Online Program

287497
Who uses what: Investigating EHR data documentation in New York City practices


Monday, November 4, 2013 : 9:30 a.m. - 9:50 a.m.

Remle Newton-Dame, MPH, Primary Care Information Project, NYC Department of Health and Mental Hygiene, Queens, NY
Lauren Schreibstein, MA, Primary Care Information Project, NYC Department of Health and Mental Hygiene, Long Island City, NY
Phoenix Maa, MBA, Primary Care Information Project, NYC Department of Health and Mental Hygiene, Long Island City, NY
Fan Cheung, MA, Primary Care Information Project, NYC Department of Health and Mental Hygiene, Long Island City, NY
Daniel Gottlieb, MPA, Primary Care Information Project, NYC Department of Health and Mental Hygiene, Long Island City, NY
Laura Jacobson, MSPH, Primary Care Information Project, NYC Department of Health and Mental Hygiene, Long Island City, NY
Background: Since 2001, the percent of office-based physicians using an Electronic Health Record (EHR) has risen from 18% to 78%. EHR data holds promise for quality improvement, surveillance and effectiveness research. Quantifying EHR data quality is an important first step in understanding the potential of EHRs and identifying data limitations. Using aggregate data, the NYC Health Department's Primary Care Information Project (PCIP) explored systematic patterns in EHR documentation. Objective: Identify EHR documentation patterns from 2009 to 2012 among PCIP practices. Methods: For each year from 2009 to 2012, we compared total patients seen to the subset of patients with: a valid BMI in vitals; standard race/ethnicity in demographics; one of the 2,000 most common LOINC codes in lab results; or any prescription in medication management. Practice documentation rates were reported for the first and final years and significance of change ascertained using Wilcoxon signed-rank tests. A total of 278 PCIP practices met the inclusion criteria (≥25 patients seen in 2009). Results: On average, practices documented BMI for 44.1% of patients in 2009. By 2012, that number rose to 72.1%. In 2009, practices recorded race for 30.1% of patients, and ethnicity for 42.8%. Four years later, 47.5% had race and 69.2% had ethnicity. By 2012, an average of 45.0% of patients had ≥1 electronic lab results, as compared to 16.1% in 2009. By 2012, practices had prescribed ≥1 medication to 71.8% of patients on average, as compared to 52.1% in 2009. All changes were significant (p<0.001). Discussion: Data completion varies by area of the EHR and by practice. EHR use is improving over time, incentivized by Meaningful Use. Reimbursements should focus on improving documentation.

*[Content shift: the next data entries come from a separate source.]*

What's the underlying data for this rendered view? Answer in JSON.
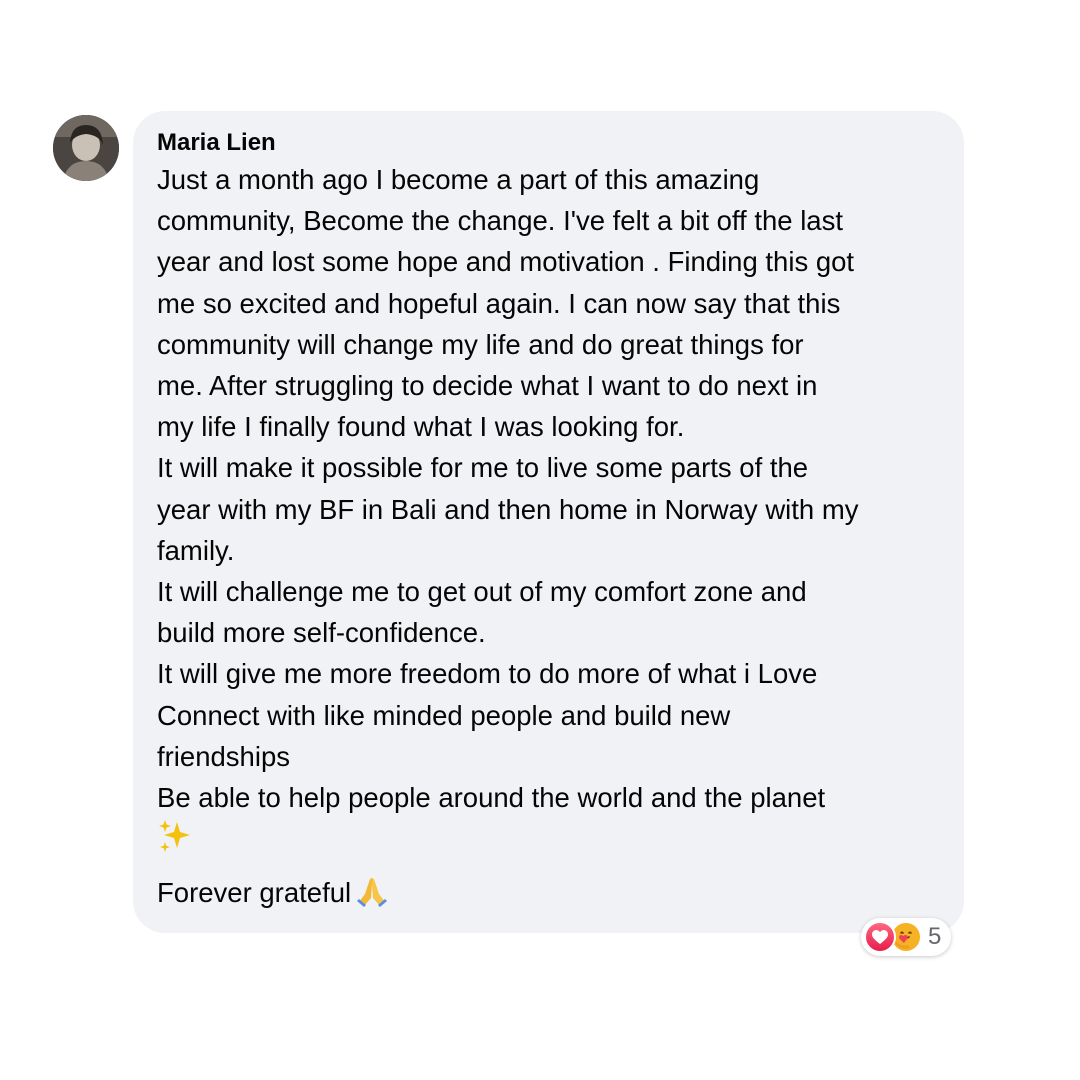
{
  "comment": {
    "author": "Maria Lien",
    "lines": [
      "Just a month ago I become a part of this amazing",
      "community, Become the change. I've felt a bit off the last",
      "year and lost some hope and motivation . Finding this got",
      "me so excited and hopeful again. I can now say that this",
      "community will change my life and do great things for",
      "me. After struggling to decide what I want to do next in",
      "my life I finally found what I was looking for.",
      "It will make it possible for me to live some parts of the",
      "year with my BF in Bali and then home in Norway with my",
      "family.",
      "It will challenge me to get out of my comfort zone and",
      "build more self-confidence.",
      "It will give me more freedom to do more of what i Love",
      "Connect with like minded people and build new",
      "friendships",
      "Be able to help people around the world and the planet"
    ],
    "sparkles_emoji": "sparkles-emoji",
    "closing": "Forever grateful",
    "closing_emoji": "folded-hands-emoji"
  },
  "reactions": {
    "types": [
      "love-reaction-icon",
      "care-reaction-icon"
    ],
    "count": "5",
    "love_color": "#f33e58",
    "care_color": "#f7b125"
  },
  "colors": {
    "bubble_bg": "#f0f2f5",
    "text": "#050505",
    "count_text": "#65676b"
  }
}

Building indicators using practices that document well in a given section of the record may improve data for research and surveillance.

Learning Areas:

Public health or related research

Learning Objectives:
Identify strategies to improve Electronic Health Record (EHR) data quality for public health Assess improvements in documentation of Body Mass Index, race, ethnicity, labs, and medications among a group of New York City practices from 2009 to 2012

Keyword(s): Data/Surveillance, Public Health Informatics

Presenting author's disclosure statement:

Qualified on the content I am responsible for because: I am an epidemiologist at the Primary Care Information Project at the New York City Department of Health and Mental Hygiene. With the Bureau of Epidemiology and CUNY School of Public Health, we are crafting an Electronic Health Record (EHR) surveillance system in New York City, designing EHR derived indicators and comparing them to a local HANES survey as the gold standard. My scientific interests include EHR data quality, reliability, and internal and external validity.
Any relevant financial relationships? No

I agree to comply with the American Public Health Association Conflict of Interest and Commercial Support Guidelines, and to disclose to the participants any off-label or experimental uses of a commercial product or service discussed in my presentation.